In the most recent issues of the Americana Gazette, Frye Gaillard has profiled two of his favorite singer-songwriters. In the paper’s December-January issue, Gaillard wrote about Jimbo Mathus, an old friend who was lead singer for the jazz-rock group, Squirrel Nut Zippers, back when they were singing at the White House and releasing records that quickly went platinum.
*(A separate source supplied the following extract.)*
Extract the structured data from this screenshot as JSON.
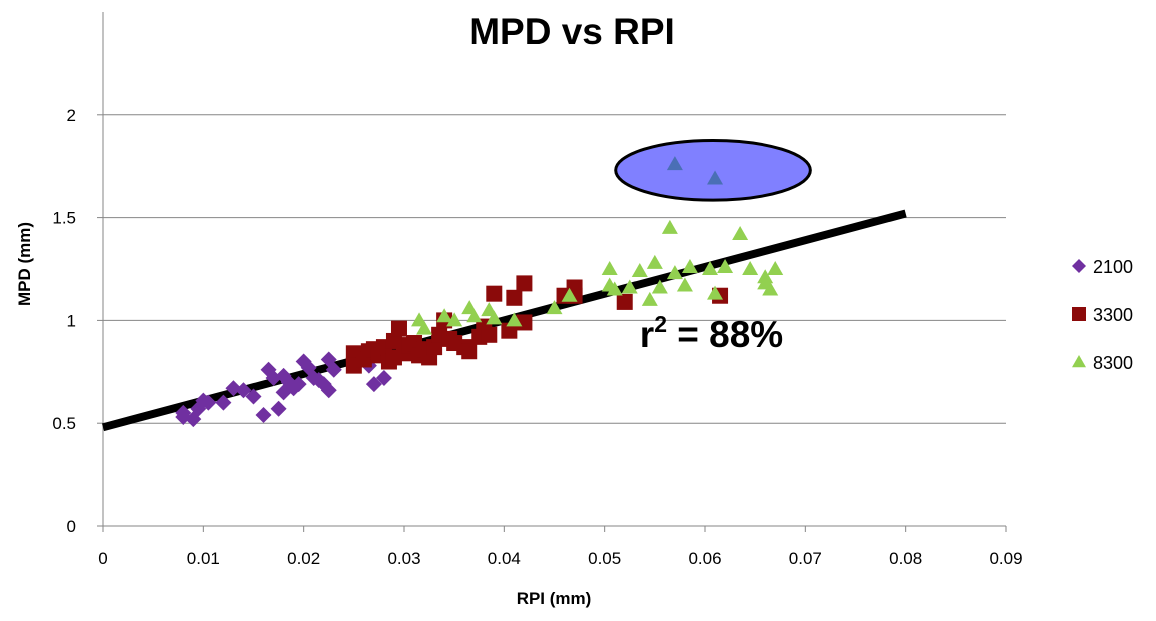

Mathus is now back in his native Mississippi, writing songs and singing country-blues with a serious helping of roots rock ‘n’ roll. “Jimbo is one of the most dynamic live performers this side of Bruce Springsteen,” said Gaillard. “It’s been really fun to reconnect with him.” In the February-March issue of the Gazette, Gaillard profiles Grammy-winning country star Kathy Mattea, whose last two albums, “Coal” and “Carry Me Home,” are two of the best and most substantial she’s ever made. “I don’t know when I’ve enjoyed interviewing anybody more than I enjoyed talking to Kathy Mattea,” said Gaillard. “She’s reflective, honest, and simultaneously high-minded and self-deprecating when it comes to her career. These last albums, filled with Appalachian folks songs, are two of the most beautiful I’ve ever heard. Kathy is a native of West Virginia, and her music overflows a deep sense of place. Really wonderful stuff.”   

Literary Mobile

Frye Gaillard is honored to have an entry in the new edition of Literary Mobile, an anthology published by Negative Capability Press and released in January 2013. Editors of the anthology include long-time friends John Hafner and Sue Walker, and Gaillard’s former student at the University of South Alabama, Rachael Alex Fowler.  “It’s been fun working with Rachael on this,” said Gaillard. “She’s one of the most promising students I’ve ever taught, and was the driving force behind this tenth anniversary edition of the anthology.” Gaillard’s entry – a non-fiction essay – is entitled “Coming Home: In Memory of Robert Croshon.” Also included in the book are essays and excerpts from such colleagues and literary favorites as Roy Hoffman, Carolyn Haines, Tom Franklin, Patricia Foster, Albert Murray, Eugene Walter, and Winston Groom.